Even though the number of glucose-lowering medications has increased dramatically in the last decade, it is important that attention not be distracted from the underlying deleterious effects of insulin resistance, which play key roles in redirecting insulin signalling to strengthen the mitogenic branch of insulin action.

Even though activation of farnesyltransferase by hyperinsulinaemia in the presence of insulin resistance could be responsible for mitogenicity in these patients, it will be important in the future to evaluate the effect of farnesyltransferase inhibitors on prevention and delay of progression of cancer and atherosclerosis in animal models of insulin resistance and eventually in humans. Equally important will be the clarification of whether improvements in insulin sensitivity, achieved by lifestyle modifications or insulin sensitisers, can lower the risk of cancer and atherosclerosis in insulin-resistant populations.

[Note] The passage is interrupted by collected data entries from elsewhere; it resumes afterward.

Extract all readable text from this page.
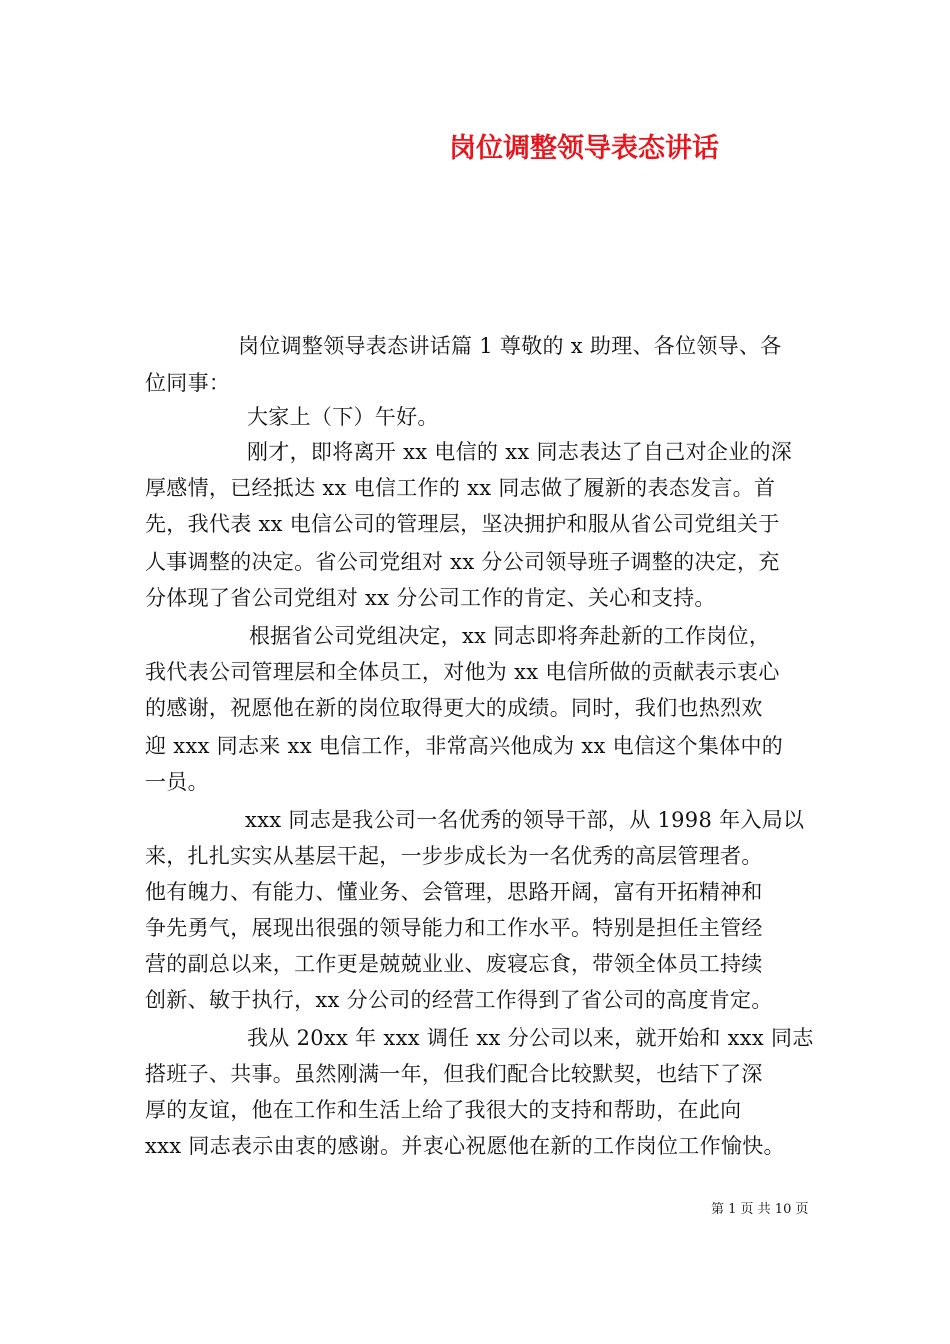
岗位调整领导表态讲话
岗位调整领导表态讲话篇 1 尊敬的 x 助理、各位领导、各
位同事：
大家上（下）午好。
刚才，即将离开 xx 电信的 xx 同志表达了自己对企业的深
厚感情，已经抵达 xx 电信工作的 xx 同志做了履新的表态发言。首
先，我代表 xx 电信公司的管理层，坚决拥护和服从省公司党组关于
人事调整的决定。省公司党组对 xx 分公司领导班子调整的决定，充
分体现了省公司党组对 xx 分公司工作的肯定、关心和支持。
根据省公司党组决定，xx 同志即将奔赴新的工作岗位，
我代表公司管理层和全体员工，对他为 xx 电信所做的贡献表示衷心
的感谢，祝愿他在新的岗位取得更大的成绩。同时，我们也热烈欢
迎 xxx 同志来 xx 电信工作，非常高兴他成为 xx 电信这个集体中的
一员。
xxx 同志是我公司一名优秀的领导干部，从 1998 年入局以
来，扎扎实实从基层干起，一步步成长为一名优秀的高层管理者。
他有魄力、有能力、懂业务、会管理，思路开阔，富有开拓精神和
争先勇气，展现出很强的领导能力和工作水平。特别是担任主管经
营的副总以来，工作更是兢兢业业、废寝忘食，带领全体员工持续
创新、敏于执行，xx 分公司的经营工作得到了省公司的高度肯定。
我从 20xx 年 xxx 调任 xx 分公司以来，就开始和 xxx 同志
搭班子、共事。虽然刚满一年，但我们配合比较默契，也结下了深
厚的友谊，他在工作和生活上给了我很大的支持和帮助，在此向
xxx 同志表示由衷的感谢。并衷心祝愿他在新的工作岗位工作愉快。
第 1 页 共 10 页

In summary, the detrimental mitogenic effects of hyperinsulinaemia must be addressed along with hyperglycaemia when treating diabetes. Endogenous hyperinsulinaemia must be treated by minimising insulin resistance with diet, exercise and insulin-sensitising medications, whereas exogenous hyperinsulinaemia must be avoided by selecting appropriate diet and lifestyle, while using minimal doses of insulin to achieve normoglycaemia. Inducing hyperinsulinaemia as a price for paying ‘lip service’ to dietary therapy is not only inexcusable, but also potentially harmful. Hence, insulin, the ‘best friend’ of patients with diabetes, could become a ‘frenemy’ if used in excess in the setting of insulin resistance.